Le tournant qui s’annonce en santé pourrait être aussi important que la découverte des antibiotiques. « Nous sommes au début d’un cycle d’innovations, de médecine plus connectée, plus préventive et plus personnalisée. » Le danger guette car le potentiel de surveillance des populations lié à ces données est immense et rien ne garantit qu’elles ne tombent entre les mains d’entrepreneurs peu scrupuleux. Car les services publics et tous les systèmes traditionnels des États sont actuellement incapables de rivaliser avec la vitesse de développement du privé. « Je lance un appel à ce que les institutions traditionnelles, qui me semblent légitimes, reprennent la main sur ces innovations. Il n’est pas trop tard, la partie ne fait que commencer, mais il faut y aller. Nous en sommes à la première ligne de la première page. » Les grandes plateformes comme Google n’ont pas gagné d’avance, même si leurs innovations ont radicalement changé la vie de tous les internautes. Peut-être même qu’elles ne vont pas gagner parce qu’elles changent radicalement la vie des citoyens. « Paul Krugman (économiste américain libéral - NDLR) dit que Google est en train de devenir un service public. Il souligne en fait que la vie quotidienne est profondément modifiée par des ingénieurs et des entrepreneurs, bien plus que par les décisions des hommes politiques. Cela pose la question du basculement du pouvoir. On a eu besoin des infrastructures publiques pour créer les relais de postes, les chemins de fer, les routes, pour les financer et pour décider de la révolution collective et de la production du droit, mais tout cela est aujourd’hui supplanté par le code informatique, les grands services poussés par les grandes entreprises. Les gens peuvent se dire que leur vie est tellement dépendante de leurs évolutions que c’est là qu’ils veulent avoir un droit de vote. Soit ces plateformes se démocratiseront, soit des rébellions pourraient intervenir sur ces plateformes parce que les gens voudront reprendre le pouvoir et ne pas laisser décider un acteur privé. »

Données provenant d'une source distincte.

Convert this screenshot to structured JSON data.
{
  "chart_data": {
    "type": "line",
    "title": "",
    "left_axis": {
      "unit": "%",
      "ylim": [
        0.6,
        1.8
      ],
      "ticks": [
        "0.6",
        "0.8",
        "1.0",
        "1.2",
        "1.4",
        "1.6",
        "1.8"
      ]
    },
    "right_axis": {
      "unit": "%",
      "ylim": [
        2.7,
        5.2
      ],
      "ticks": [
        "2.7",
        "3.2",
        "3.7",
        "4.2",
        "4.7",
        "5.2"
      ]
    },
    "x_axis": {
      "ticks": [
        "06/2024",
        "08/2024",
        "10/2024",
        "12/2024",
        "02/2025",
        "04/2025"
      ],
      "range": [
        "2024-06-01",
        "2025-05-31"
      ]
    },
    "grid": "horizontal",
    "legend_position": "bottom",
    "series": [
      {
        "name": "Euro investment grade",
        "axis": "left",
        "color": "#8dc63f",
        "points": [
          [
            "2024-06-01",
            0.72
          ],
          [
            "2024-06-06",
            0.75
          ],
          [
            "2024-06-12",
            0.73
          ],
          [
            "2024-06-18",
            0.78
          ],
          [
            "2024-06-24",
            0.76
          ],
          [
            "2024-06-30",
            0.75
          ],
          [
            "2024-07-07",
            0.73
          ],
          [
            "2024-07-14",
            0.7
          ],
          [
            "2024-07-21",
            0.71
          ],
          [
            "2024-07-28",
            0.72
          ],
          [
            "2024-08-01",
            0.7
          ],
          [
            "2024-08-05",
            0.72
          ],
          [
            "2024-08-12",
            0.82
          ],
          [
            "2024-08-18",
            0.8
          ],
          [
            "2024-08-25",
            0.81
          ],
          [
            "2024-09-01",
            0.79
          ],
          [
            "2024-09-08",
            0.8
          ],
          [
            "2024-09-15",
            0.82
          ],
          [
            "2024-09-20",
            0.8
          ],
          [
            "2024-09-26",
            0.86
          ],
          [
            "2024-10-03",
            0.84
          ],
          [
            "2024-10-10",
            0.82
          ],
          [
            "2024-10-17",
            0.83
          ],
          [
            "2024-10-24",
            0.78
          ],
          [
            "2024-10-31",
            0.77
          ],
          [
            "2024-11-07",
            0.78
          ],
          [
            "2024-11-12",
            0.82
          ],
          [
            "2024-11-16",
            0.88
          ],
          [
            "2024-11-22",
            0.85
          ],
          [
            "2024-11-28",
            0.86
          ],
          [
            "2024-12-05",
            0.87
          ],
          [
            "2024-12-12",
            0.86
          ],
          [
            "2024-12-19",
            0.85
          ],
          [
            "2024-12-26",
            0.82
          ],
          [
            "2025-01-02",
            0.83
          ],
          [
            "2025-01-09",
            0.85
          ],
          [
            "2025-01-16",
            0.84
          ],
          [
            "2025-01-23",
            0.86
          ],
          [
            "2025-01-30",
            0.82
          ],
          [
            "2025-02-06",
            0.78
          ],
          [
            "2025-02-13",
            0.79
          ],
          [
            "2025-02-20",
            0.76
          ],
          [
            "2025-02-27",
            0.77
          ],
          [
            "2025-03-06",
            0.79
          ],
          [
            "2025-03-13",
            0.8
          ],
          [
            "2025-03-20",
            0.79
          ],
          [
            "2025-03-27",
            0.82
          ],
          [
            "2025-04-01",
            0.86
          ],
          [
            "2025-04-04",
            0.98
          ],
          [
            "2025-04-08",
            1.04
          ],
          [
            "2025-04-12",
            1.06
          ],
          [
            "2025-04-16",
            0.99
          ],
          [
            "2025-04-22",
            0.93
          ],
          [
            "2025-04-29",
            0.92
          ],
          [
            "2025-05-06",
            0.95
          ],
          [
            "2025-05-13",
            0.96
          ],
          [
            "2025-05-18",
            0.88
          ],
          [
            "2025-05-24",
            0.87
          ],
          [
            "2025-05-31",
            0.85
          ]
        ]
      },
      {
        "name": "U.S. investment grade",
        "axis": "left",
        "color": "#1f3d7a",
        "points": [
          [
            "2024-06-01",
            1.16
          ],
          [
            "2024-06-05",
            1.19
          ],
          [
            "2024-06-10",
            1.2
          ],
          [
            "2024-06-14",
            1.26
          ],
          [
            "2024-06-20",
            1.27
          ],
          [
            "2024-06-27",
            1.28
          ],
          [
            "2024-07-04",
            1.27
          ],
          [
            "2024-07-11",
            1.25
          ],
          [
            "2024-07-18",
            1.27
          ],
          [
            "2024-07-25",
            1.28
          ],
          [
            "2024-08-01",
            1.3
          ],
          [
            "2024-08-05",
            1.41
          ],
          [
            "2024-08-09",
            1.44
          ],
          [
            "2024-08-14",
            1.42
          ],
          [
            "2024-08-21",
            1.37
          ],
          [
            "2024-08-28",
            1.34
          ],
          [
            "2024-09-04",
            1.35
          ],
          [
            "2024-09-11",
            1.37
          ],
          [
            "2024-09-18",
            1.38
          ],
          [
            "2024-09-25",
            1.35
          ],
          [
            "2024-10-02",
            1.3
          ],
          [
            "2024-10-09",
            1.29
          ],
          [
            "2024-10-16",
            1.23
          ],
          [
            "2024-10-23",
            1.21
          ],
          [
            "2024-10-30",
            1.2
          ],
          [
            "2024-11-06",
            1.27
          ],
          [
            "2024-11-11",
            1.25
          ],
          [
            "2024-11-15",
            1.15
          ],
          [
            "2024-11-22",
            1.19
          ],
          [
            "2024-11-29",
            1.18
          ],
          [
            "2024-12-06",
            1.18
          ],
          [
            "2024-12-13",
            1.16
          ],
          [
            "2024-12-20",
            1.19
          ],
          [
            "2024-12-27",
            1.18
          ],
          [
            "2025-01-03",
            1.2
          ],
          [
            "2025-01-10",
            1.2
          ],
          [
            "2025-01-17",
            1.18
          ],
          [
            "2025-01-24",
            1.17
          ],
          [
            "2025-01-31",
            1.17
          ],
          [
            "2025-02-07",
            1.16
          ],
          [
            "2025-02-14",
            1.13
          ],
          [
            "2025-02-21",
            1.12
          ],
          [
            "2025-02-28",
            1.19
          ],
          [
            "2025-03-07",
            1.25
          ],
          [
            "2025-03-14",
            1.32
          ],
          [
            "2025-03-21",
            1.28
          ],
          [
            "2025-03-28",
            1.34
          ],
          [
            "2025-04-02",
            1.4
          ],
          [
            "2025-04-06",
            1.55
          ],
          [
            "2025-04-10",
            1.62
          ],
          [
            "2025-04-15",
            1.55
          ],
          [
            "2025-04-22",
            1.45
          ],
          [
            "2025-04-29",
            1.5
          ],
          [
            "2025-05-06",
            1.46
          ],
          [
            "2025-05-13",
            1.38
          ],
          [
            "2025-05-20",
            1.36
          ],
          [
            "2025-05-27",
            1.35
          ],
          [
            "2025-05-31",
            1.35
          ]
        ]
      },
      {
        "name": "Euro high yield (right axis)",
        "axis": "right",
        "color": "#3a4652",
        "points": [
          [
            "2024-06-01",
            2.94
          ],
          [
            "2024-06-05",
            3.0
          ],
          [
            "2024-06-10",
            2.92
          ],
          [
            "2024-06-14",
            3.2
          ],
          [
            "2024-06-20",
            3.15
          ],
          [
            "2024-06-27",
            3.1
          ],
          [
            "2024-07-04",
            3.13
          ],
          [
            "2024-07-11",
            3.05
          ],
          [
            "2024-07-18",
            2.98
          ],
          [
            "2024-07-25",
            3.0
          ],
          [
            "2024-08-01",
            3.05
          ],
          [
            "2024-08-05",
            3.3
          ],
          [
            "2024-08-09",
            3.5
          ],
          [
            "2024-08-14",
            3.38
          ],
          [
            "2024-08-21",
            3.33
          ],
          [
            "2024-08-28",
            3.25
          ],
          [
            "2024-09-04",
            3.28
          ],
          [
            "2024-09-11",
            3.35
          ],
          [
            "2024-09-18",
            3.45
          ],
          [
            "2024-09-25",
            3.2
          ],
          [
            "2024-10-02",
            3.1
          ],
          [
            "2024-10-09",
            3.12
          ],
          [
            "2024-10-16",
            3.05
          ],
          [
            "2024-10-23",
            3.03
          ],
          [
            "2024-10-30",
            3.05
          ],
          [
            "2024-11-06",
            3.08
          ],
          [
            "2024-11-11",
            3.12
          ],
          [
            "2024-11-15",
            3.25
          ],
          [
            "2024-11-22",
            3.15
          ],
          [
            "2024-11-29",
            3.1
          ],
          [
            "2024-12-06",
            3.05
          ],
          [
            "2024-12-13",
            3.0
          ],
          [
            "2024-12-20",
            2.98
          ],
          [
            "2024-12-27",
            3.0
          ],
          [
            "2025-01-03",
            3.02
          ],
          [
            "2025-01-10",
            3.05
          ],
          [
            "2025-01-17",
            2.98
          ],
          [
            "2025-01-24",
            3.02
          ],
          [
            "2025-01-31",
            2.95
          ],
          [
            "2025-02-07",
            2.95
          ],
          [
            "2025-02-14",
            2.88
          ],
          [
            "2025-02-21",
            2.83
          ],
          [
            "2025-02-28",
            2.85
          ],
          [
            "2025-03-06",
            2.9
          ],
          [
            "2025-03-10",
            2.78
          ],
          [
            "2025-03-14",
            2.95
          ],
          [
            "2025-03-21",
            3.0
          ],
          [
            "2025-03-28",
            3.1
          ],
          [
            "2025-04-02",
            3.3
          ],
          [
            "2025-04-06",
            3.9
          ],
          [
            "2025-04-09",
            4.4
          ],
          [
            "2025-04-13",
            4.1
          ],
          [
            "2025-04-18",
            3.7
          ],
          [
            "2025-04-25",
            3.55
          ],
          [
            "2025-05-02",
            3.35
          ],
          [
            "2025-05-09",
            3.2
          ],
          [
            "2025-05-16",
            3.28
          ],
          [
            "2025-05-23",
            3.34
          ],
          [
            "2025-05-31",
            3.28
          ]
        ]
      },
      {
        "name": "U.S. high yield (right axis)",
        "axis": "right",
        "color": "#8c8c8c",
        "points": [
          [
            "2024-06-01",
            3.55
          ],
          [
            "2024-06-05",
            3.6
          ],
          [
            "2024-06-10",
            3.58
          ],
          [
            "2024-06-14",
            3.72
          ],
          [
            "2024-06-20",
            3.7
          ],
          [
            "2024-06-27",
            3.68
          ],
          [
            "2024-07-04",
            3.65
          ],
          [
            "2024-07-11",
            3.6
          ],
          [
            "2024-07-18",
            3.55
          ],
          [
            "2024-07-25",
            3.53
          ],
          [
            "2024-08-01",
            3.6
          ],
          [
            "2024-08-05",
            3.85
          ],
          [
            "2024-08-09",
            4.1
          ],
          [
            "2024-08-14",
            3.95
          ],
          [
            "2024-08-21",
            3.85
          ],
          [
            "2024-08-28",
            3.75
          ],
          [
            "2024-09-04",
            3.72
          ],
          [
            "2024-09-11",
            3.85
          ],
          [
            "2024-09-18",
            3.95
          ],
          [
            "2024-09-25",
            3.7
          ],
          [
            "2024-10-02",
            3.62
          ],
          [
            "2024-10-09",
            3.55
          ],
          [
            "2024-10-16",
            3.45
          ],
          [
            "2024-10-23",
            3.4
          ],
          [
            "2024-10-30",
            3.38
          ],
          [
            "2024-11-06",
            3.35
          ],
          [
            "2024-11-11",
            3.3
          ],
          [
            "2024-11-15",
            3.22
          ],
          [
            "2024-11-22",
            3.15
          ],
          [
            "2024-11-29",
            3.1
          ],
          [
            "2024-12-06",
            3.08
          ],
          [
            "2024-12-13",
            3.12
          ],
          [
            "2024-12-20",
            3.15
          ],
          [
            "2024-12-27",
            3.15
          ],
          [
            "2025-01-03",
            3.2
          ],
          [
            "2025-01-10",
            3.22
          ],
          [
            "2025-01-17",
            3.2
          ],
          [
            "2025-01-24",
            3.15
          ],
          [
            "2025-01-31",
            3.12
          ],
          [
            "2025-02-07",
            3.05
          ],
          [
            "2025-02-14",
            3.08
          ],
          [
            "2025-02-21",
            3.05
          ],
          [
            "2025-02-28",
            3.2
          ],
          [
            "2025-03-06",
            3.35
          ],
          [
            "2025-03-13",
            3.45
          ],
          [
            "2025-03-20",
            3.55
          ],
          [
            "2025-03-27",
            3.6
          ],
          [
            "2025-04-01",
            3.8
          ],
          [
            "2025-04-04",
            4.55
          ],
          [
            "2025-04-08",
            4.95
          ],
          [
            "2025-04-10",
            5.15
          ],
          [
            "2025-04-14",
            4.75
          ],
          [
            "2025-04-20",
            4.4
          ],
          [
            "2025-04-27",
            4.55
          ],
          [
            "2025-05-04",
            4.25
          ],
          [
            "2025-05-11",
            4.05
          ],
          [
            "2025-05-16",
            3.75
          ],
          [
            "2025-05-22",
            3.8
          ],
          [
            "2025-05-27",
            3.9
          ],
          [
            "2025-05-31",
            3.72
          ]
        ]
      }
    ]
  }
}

C’est en ce sens que Benoît Thieulin essaie d’alerter les États pour qu’ils reprennent la main sur les grands chantiers qui impactent la vie des concitoyens. « J’essaie de leur dire que leur temps est compté, qu’ils sont en concurrence et que s’ils ne se modernisent pas, le pouvoir sera redistribué ailleurs. » Face à la montée en puissance d’acteurs économiques internationaux proposant des services de santé toujours plus innovants, l’affirmation d’une vision française, voire européenne, en matière de santé devient, au final, un enjeu de souveraineté.